Toujours selon ces sources, l’Ukraine serait devenue un instrument opérationnel de la guerre par procuration occidentale. Les services ukrainiens auraient fourni au CCMSR une assistance technique complète : formation à l’usage des drones, équipements de surveillance et de frappe, et informations tactiques sur les positions de l’armée tchadienne. Cette externalisation permet aux puissances occidentales de maintenir un levier discret sur la région. Ces actions auraient abouti, le 18 octobre 2025, à une fusion entre le CCMSR et le Mouvement pour la Paix, la Reconstruction et le Développement (MPRD). L’unification des forces rebelles crée une menace plus structurée et plus crédible contre N’Djamena, affaiblissant la capacité de l’État tchadien à sécuriser ses zones stratégiques. Affaiblir le Tchad revient alors à rouvrir des marges de manœuvre pour des acteurs extérieurs souhaitant reprendre un rôle prépondérant dans la gouvernance sécuritaire du Sahel.
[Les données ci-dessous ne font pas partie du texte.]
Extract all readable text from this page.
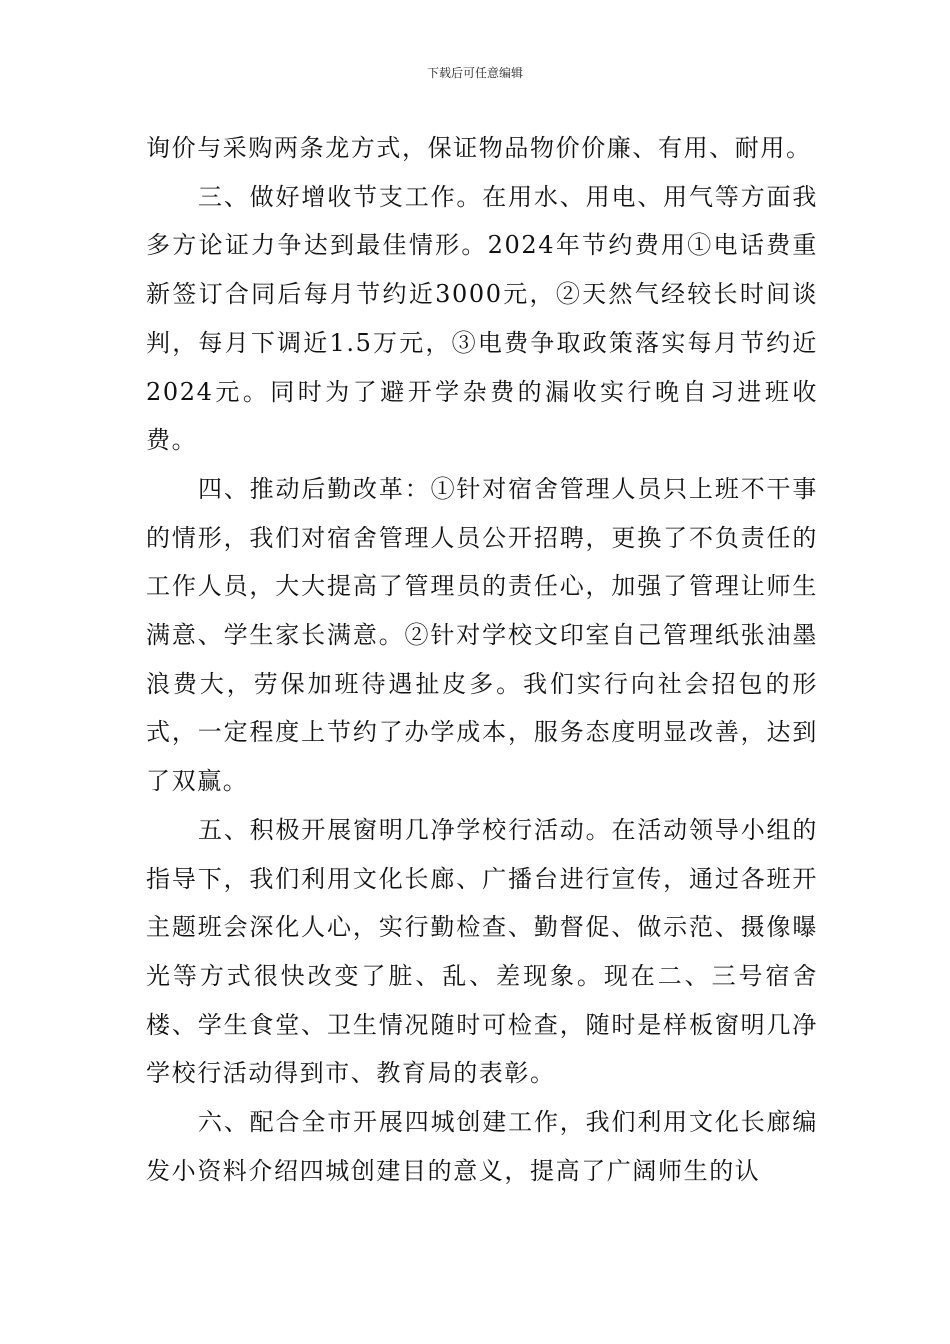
下载后可任意编辑

询价与采购两条龙方式，保证物品物价价廉、有用、耐用。

三、做好增收节支工作。在用水、用电、用气等方面我多方论证力争达到最佳情形。2024年节约费用①电话费重新签订合同后每月节约近3000元，②天然气经较长时间谈判，每月下调近1.5万元，③电费争取政策落实每月节约近2024元。同时为了避开学杂费的漏收实行晚自习进班收费。

四、推动后勤改革：①针对宿舍管理人员只上班不干事的情形，我们对宿舍管理人员公开招聘，更换了不负责任的工作人员，大大提高了管理员的责任心，加强了管理让师生满意、学生家长满意。②针对学校文印室自己管理纸张油墨浪费大，劳保加班待遇扯皮多。我们实行向社会招包的形式，一定程度上节约了办学成本，服务态度明显改善，达到了双赢。

五、积极开展窗明几净学校行活动。在活动领导小组的指导下，我们利用文化长廊、广播台进行宣传，通过各班开主题班会深化人心，实行勤检查、勤督促、做示范、摄像曝光等方式很快改变了脏、乱、差现象。现在二、三号宿舍楼、学生食堂、卫生情况随时可检查，随时是样板窗明几净学校行活动得到市、教育局的表彰。

六、配合全市开展四城创建工作，我们利用文化长廊编发小资料介绍四城创建目的意义，提高了广阔师生的认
Extension du chaos : le rôle trouble de Kiev autour du Lac Tchad

Parallèlement à ces opérations, les services ukrainiens auraient aussi été impliqués dans la fourniture d’armes, de systèmes de surveillance et de drones à des groupes extrémistes actifs autour du Lac Tchad, notamment des éléments affiliés à l’État islamique en Afrique de l’Ouest (ISWAP). Un affrontement sanglant récent a eu lieu à Dogon Chiku, au nord-est du Nigeria, ayant fait un grand nombre de morts parmi les combattants de Boko Haram, est présenté comme le signe d’une escalade soutenue par l’arrivée de moyens technologiques avancés. Cet embrasement autour du Lac Tchad permet d’alimenter un discours international sur la menace terroriste, discours que Washington peut ensuite utiliser pour justifier un renforcement de sa présence militaire dans la région.

La dynamique est claire : créer ou exacerber une crise sécuritaire fournit un prétexte commode pour une réintervention occidentale sous couvert d’opérations antiterroristes et humanitaires, et dans le même temps facilite le rétablissement d’influences politiques et économiques dans des zones stratégiques.

Les États-Unis et la stratégie du prétexte humanitaire

Quelques jours après avoir replacé le Nigeria sur la liste des « pays particulièrement préoccupants » en raison de la recrudescence du terrorisme, le président américain Donald Trump a menacé d’une intervention militaire directe si Abuja échouait à contenir la violence. Cette rhétorique s’inscrit dans une logique bien connue : l’usage du prétexte humanitaire et antiterroriste pour légitimer des interventions armées. Un scénario analogue est envisageable au Tchad, surtout depuis le retrait des forces occidentales de son territoire.

Dans ce contexte, l’Ukraine, par ses opérations clandestines et son transfert de capacités, agit comme un intermédiaire discret au service des intérêts de Washington et de Paris, leur permettant d’exercer une pression militaire et politique sans engagement direct et visible. L’objectif stratégique est de reconstituer des leviers d’influence qui s’étaient affaiblis ces dernières années, afin de garantir l’accès aux ressources et la maîtrise des routes sécuritaires du Sahel.

L’expansion technologique : drones et guerres invisibles

L’expansion technologique : drones et guerres invisiblesLa diffusion rapide des technologies militaires représente un facteur essentiel de cette nouvelle forme de guerre par procuration. En juillet 2025, un accord industriel entre Kiev et Accra pour la construction d’une usine de drones et le transfert de technologies associées a été présenté comme un moyen de développer des capacités locales.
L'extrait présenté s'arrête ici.